Akıl Sahibi Olanlar Sessiz Kalmamalı!
Son olarak konuşan Mazlum-Der Genel Başkan Yardımcısı Cüneyt Sarıyaşar da ordunun merkezinde yer aldığı illegal işlerin tüm toplumun gözü önünde cereyan ettiğini vurguladığı konuşmasında apoletlilerce toplumun sindirilmeye çalışıldığını söyledi. Aklı olan, erdem sahibi insanların bu dayatmalara karşı sessiz, tepkisiz kalmaması gerektiğini vurgulayan Sarıyaşar, "Muhtaç olduğumuz kudret damarlarımızdaki "asil kan" değil, aklımızda yer almaktadır." dedi.
Kemalizm'in Değil, Rabbimizin Kuluyuz!
"Zorunlu Askerliğe Hayır; Enver Aydemir'e Özgürlük!" yazılı pankartın açıldığı eylem boyunca topluluk tarafından sık sık "Zorunlu Askerlik Hukuksuzluktur!", "Militarist Bataklık Kurutulsun!", "Enver Aydemir Yalnız Değildir!", Kemalizm'in Değil, Rabbimizin Kuluyuz!", "Kemalist Düzeni Kemalistler Savunsun!", "Militarizm Yenilecek İnsanlık Onuru Kazanacak!", "Başörtüye Uzanan Eller Kırılsın!", "Enver'e Selam Direnişe Devam!", "İnanca Saygı, Düşünceye Özgürlük!", "Uyan Diren Özgürleş!", "İnsanlık Onuru İşkenceyi Yenecek!", "Üzülme Gevşeme Allah Bizimle!" şeklinde sloganlar atıldı ve tekbirler getirildi.

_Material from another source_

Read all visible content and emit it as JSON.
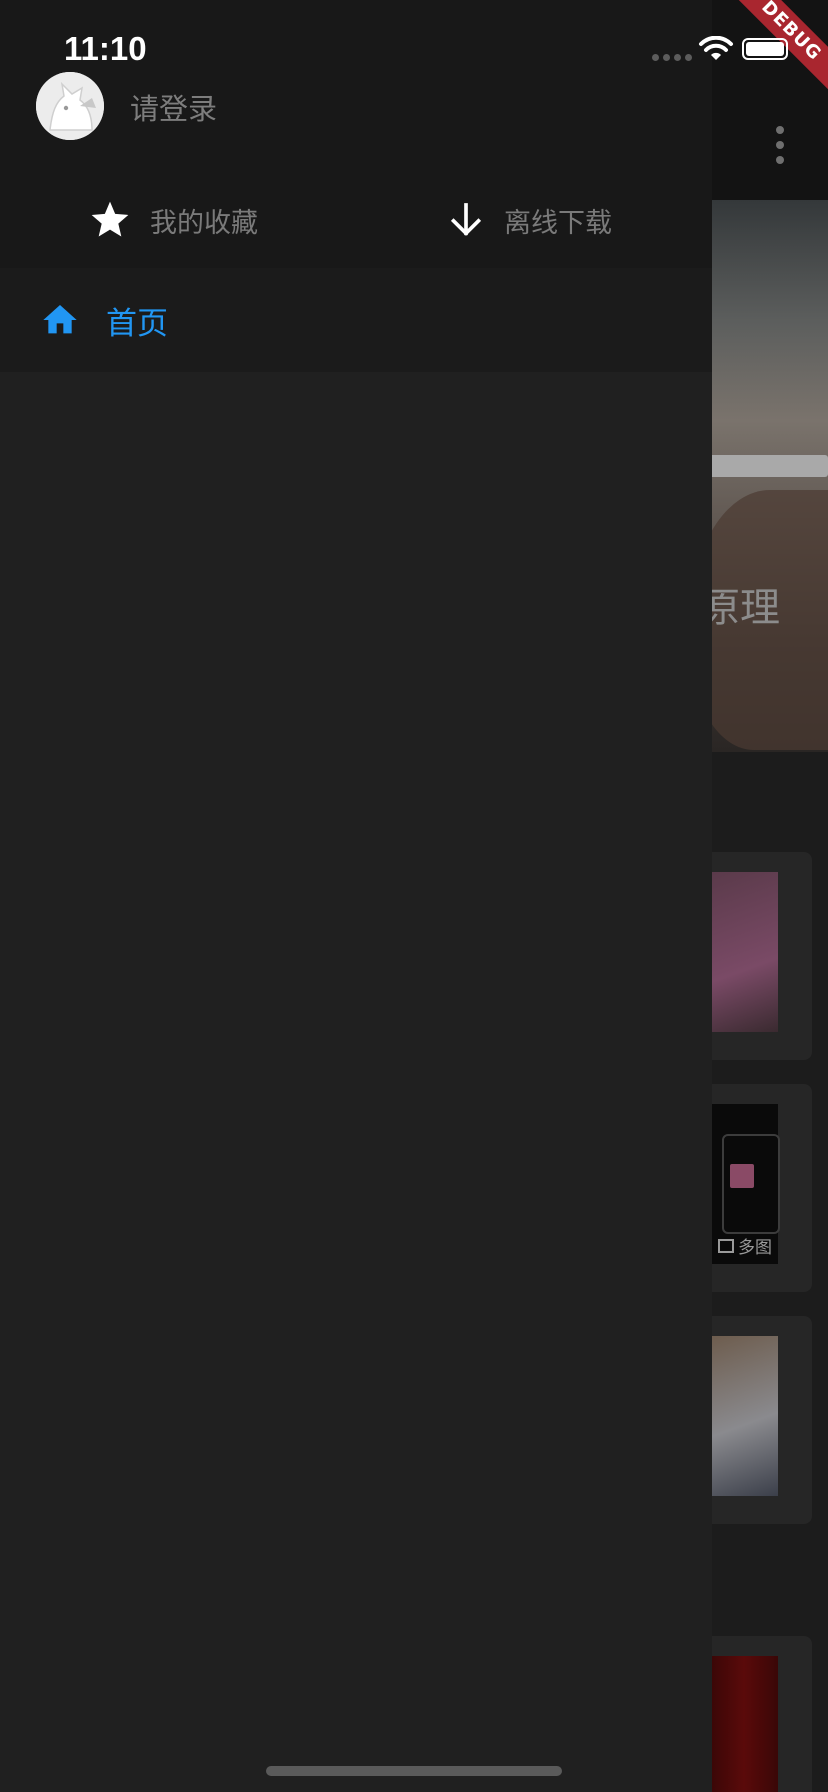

Eylem, M. Ali Aslan'ın, inancımıza, kimliğimize, değerlerimize dahledenlere karşı boyun eğmeyeceğimiz ve Enver Aydemir'i yalnız bırakmayacağımız vurgusuyla sona erdi. Hükümetin de askeri cezaevlerindeki işkenceleri soruşturması ve bu cezaevlerini denetim altında tutması sorumluluğu olduğunun altı çizildi.